Mohawk Princess – The Eunice Williams Story (1704)
It was never an easy life–a seven-year-old on the edge of the Massachusetts wilderness at the beginning of the 18th century. Eunice Williams lived with her four brothers and sisters, mother and father in the town of Deerfield, Massachusetts. Her father was the village minister. In the early morning of February 29, 1704, a French and Indian war party attacked the town and took 112 people captive, including Eunice’s family.
This program relates the story of Eunice’s captivity as she is separated from her family and grows up a Mohawk. When after nine years a British officer arrives to free her, Eunice, now Aiongote (Mohawk for, “She has been planted as a person”), can no longer speak English. A translator is required. When asked if she would leave the village and come with him back to Deerfield, she says, Jaghte oghte…“maybe not.”

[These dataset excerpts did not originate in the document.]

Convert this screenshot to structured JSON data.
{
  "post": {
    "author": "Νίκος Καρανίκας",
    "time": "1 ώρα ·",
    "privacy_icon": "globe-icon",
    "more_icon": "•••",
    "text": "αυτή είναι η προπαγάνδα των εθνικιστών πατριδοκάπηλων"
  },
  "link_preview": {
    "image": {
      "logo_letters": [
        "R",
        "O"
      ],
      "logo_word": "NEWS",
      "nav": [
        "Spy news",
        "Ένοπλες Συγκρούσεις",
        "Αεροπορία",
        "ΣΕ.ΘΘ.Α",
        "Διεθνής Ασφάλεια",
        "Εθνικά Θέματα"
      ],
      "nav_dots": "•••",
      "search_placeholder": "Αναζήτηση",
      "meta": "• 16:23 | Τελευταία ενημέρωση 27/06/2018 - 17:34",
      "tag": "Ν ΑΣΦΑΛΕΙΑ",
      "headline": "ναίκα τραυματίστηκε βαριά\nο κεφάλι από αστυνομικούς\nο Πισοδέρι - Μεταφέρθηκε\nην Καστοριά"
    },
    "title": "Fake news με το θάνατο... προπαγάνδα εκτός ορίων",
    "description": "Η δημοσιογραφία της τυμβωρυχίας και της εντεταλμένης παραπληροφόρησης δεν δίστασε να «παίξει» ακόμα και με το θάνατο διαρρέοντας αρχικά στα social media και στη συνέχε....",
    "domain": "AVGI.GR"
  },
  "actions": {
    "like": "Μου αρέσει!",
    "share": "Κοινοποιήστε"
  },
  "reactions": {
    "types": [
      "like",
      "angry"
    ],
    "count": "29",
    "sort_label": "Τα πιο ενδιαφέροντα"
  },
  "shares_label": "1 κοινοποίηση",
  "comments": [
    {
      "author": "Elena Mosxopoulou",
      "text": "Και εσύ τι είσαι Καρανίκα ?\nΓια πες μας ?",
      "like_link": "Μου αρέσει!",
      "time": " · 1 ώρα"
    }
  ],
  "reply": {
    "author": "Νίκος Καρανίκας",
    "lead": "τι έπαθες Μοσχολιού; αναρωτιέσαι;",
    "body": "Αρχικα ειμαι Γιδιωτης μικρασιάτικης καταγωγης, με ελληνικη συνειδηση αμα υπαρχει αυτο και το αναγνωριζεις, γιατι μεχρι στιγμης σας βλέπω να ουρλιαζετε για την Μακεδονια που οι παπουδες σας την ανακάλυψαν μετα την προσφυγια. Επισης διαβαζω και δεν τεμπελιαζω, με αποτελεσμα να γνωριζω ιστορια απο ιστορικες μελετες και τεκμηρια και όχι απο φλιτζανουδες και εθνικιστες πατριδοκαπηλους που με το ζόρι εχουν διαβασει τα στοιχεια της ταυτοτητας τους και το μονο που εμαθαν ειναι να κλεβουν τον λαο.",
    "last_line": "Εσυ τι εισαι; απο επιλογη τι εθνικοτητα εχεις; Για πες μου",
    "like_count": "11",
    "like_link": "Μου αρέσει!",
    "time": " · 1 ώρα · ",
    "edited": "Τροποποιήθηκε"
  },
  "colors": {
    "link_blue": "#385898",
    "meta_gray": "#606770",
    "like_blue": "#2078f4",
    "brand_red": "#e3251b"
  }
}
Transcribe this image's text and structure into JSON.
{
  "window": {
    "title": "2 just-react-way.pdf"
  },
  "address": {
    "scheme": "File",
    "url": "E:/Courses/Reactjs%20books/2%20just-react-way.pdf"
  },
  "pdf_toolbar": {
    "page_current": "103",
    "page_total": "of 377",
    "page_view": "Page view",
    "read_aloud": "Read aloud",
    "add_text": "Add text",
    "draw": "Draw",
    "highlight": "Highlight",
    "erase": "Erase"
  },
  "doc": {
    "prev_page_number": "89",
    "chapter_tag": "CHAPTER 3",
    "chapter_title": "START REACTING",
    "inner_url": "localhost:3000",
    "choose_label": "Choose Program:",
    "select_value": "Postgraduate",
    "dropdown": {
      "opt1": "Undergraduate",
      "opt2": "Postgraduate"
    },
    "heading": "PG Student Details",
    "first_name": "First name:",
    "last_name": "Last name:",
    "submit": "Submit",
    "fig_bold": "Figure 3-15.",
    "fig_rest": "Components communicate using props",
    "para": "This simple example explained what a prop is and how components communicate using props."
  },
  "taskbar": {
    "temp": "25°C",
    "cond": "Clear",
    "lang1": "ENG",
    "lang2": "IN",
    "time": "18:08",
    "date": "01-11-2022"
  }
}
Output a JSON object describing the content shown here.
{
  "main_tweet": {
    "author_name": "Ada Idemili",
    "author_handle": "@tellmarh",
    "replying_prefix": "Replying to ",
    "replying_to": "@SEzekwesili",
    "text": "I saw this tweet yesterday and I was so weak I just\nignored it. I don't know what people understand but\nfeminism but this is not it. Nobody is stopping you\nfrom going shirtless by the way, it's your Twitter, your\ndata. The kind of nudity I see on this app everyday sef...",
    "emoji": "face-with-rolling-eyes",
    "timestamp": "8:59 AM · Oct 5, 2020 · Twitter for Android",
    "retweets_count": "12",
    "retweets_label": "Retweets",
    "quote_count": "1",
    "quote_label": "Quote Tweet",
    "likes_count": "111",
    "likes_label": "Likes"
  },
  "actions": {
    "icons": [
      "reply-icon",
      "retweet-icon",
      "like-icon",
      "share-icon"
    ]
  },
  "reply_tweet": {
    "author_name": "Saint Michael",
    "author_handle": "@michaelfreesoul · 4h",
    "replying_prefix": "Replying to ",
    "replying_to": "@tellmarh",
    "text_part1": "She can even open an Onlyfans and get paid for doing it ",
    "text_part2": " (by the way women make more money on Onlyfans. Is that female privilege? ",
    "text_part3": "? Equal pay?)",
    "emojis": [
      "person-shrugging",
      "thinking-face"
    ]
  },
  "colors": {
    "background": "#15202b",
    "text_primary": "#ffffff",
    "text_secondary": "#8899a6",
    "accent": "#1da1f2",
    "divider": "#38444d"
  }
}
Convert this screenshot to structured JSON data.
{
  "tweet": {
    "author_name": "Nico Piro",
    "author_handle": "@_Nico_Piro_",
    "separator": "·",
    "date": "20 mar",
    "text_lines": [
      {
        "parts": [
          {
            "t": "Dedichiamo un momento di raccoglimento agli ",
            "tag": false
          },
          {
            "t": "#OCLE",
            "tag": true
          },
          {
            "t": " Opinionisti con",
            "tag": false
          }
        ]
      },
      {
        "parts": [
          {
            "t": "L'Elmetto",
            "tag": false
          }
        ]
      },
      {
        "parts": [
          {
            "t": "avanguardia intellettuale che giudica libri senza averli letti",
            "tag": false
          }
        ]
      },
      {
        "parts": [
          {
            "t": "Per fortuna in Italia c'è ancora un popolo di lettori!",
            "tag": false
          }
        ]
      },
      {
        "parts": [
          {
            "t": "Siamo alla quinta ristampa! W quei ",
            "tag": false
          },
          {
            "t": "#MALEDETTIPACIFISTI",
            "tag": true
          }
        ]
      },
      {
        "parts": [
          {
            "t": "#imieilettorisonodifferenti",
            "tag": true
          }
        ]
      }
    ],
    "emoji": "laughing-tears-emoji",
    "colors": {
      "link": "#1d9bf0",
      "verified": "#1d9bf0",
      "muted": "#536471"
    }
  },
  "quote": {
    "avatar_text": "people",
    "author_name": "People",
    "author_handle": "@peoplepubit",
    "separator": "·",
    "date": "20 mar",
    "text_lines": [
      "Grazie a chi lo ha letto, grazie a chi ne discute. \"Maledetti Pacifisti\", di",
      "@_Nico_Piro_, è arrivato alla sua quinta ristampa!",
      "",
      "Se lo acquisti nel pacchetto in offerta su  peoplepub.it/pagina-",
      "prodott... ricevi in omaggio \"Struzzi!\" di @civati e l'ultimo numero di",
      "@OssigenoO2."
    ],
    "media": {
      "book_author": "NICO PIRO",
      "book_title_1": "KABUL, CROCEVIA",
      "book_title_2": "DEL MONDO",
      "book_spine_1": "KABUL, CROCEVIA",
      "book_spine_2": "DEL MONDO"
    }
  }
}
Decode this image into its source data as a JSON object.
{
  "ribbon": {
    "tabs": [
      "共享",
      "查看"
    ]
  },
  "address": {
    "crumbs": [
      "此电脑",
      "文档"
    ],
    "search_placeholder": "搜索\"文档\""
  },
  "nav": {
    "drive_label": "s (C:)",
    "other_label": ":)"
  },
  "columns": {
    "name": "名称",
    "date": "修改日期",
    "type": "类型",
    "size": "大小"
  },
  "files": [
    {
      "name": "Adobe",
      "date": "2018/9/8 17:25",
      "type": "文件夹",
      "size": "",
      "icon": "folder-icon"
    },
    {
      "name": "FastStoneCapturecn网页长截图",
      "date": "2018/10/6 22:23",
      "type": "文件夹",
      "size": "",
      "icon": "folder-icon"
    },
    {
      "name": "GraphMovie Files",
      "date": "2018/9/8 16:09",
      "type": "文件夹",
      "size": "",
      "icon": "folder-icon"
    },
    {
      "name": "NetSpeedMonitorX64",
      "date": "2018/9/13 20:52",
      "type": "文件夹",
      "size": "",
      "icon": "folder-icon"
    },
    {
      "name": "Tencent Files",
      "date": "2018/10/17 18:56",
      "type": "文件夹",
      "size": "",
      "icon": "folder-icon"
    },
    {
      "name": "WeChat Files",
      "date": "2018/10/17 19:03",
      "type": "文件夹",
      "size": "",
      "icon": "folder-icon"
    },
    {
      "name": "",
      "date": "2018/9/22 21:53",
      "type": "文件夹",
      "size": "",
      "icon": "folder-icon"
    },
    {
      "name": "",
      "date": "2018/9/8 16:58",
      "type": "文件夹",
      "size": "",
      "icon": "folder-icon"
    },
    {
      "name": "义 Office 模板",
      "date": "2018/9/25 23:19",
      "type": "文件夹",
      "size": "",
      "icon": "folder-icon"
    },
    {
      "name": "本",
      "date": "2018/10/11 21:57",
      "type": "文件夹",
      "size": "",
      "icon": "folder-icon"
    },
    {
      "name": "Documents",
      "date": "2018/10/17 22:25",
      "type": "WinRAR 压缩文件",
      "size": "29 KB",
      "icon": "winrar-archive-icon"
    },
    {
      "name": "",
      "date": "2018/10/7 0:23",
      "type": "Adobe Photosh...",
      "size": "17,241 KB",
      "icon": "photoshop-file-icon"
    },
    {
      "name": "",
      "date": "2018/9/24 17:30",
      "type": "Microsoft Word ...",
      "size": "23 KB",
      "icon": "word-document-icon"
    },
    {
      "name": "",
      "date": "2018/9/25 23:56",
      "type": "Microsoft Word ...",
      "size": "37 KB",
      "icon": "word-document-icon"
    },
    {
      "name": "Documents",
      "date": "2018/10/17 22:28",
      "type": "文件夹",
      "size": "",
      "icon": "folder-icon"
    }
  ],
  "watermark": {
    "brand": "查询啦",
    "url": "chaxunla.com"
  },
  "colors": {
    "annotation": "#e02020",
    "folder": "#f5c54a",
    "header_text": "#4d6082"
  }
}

In fact, of the 12 children from Deerfield taken into the village, five, all girls, remained for the rest of their lives. Women, it turned out, were an integral part of Mohawk culture. An 18th-century French anthropologist wrote of the Mohican culture, “Nothing is more real than the women’s superiority. It is they who really maintain the tribe, the nobility of blood, the genealogical tree, the order of generations, and conservation of families. In them resides all the real authority.” At the end of her life, Aigongote, through a translator, sent a letter to her brother in Deerfield, “I am now growing old and can have but little hopes of seeing you in this world. But I pray the Lord that he may give us grace to Live in this as to be prepared for a happy meeting in the world to Come.”
LESSONS: Eunice’s story, like the John Ford film, The Searchers, gives us a perspective both on white, pioneer culture as well as the culture of Native Americans. We gain an appreciation of the battle between two European nations, France and Great Britain, to gain control over North America–as well as the forces of freedom and liberty developing in those pioneers who were living on the edge of the colonial frontiers.